The teenager was among the hundreds of refugee families who were slowly returning to Maaji settlement from where they fled last year in the wake of a series of LRA attacks. The last attack in August 2002 drove more than 6,000 refugees northwards towards Maaji 1 - a safer part of the settlement - and the neighbouring Ukusijoni settlement.

Rebels of the LRA - a semi-religious group led by a self-proclaimed prophet - want to rule Uganda along the lines of the biblical 10 Commandments. They have gone on the rampage in many parts of northern Uganda, killing indiscriminately and looting villages in their path.

A few weeks before the May 1 attack, the young Achuto and his father had returned to clear their family's farmland in readiness for the planting season. His mother was still in Ukusijoni when the teenager was abducted.

Like Achuto's family, Kao and his family had returned to Maaji 2 after nearly six months of squatting in a neighbouring settlement.

Elisha Kao (left), who chairs the refugee welfare committee at Maaji 2, with some of his children in front of their hut.

"We were encouraged by authorities to return. So we came back in January this year," Kao explains, his tone half-regretful that he had made the decision to come back to the beleaguered settlement.

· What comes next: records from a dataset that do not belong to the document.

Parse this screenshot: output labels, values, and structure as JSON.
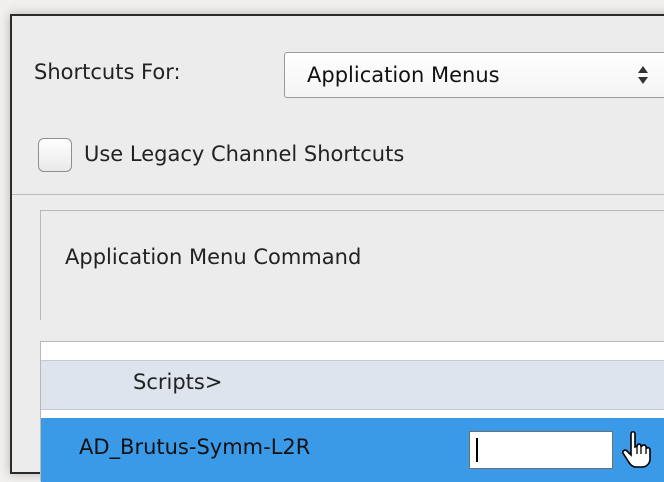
{
  "shortcuts": {
    "label": "Shortcuts For:",
    "selected": "Application Menus"
  },
  "legacy": {
    "label": "Use Legacy Channel Shortcuts",
    "checked": false
  },
  "table": {
    "column_header": "Application Menu Command",
    "rows": [
      {
        "label": "Scripts>",
        "kind": "group"
      },
      {
        "label": "AD_Brutus-Symm-L2R",
        "kind": "item",
        "selected": true,
        "shortcut_value": ""
      }
    ]
  },
  "colors": {
    "selection": "#3a9ae8",
    "group_row": "#dde4ee",
    "panel": "#ececec"
  },
  "icons": {
    "dropdown": "updown-arrows-icon",
    "cursor": "hand-pointer-icon"
  }
}
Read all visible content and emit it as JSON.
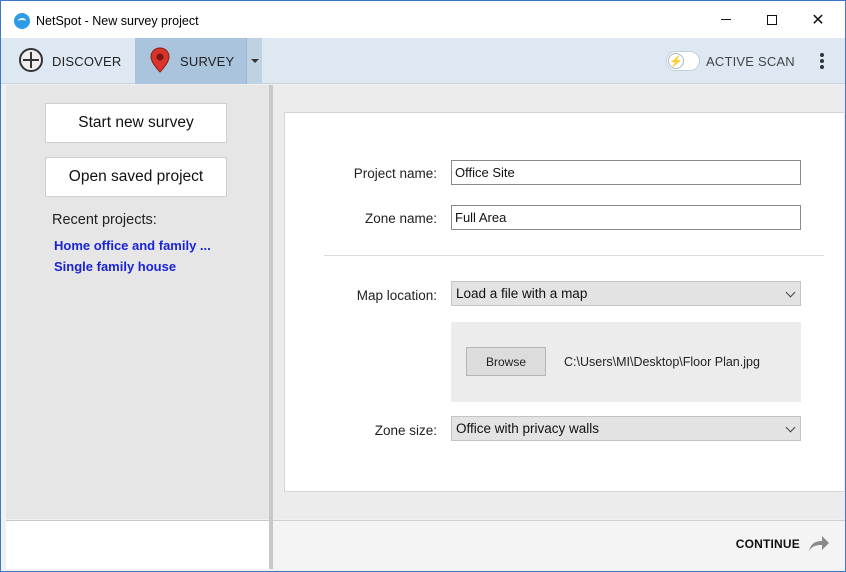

This time, refugees have not fled the camp following the May 1 attack but are clearly shaken by it, says Kao. People are also worried that this raid may usher in another round of attacks.

The refugees feel caught between a rock and a hard place, says Kao, who left Sudan when his home was bombed in the 18-year civil war. But even in exile in northern Uganda, he has been terrorised by LRA rebels. He hopes that the current peace talks between the government of Sudan and the Sudan's People's Liberation Army (SPLA) may bear enough fruit to enable him and his family to return to his ancestral home in Yei, southern Sudan.

If it happens, it will be the second time that Kao is returning home from exile. Born in Sudan, he spent his early childhood in exile in Uganda. In 1974, at the age of 14, he and his parents took the long road home to Sudan. But in 1994, as civil war ravaged southern Sudan, he fled with his children and ageing parents, one more time, to Uganda. His parents died within months of each other at a transit centre in northern Uganda.

Kao hopes that one day soon, he will be able to take his children back to southern Sudan, a country they barely know. His children think of their homeland as a land of mangoes and milk cows, says Kao with a laugh, an image he thinks has probably evolved from the stories he tells them about southern Sudan.

"They also know that in our home in Yei, when you look in the distance, you can see very, very far," says Kao of his ancestral homeland, a plain that is topographically different from their present home in Adjumani district in Uganda.

But for now, Kao cannot see very far. He is not very optimistic about the future, but says he would like to see his children get a good education and eventually, to witness the return of peace to southern Sudan.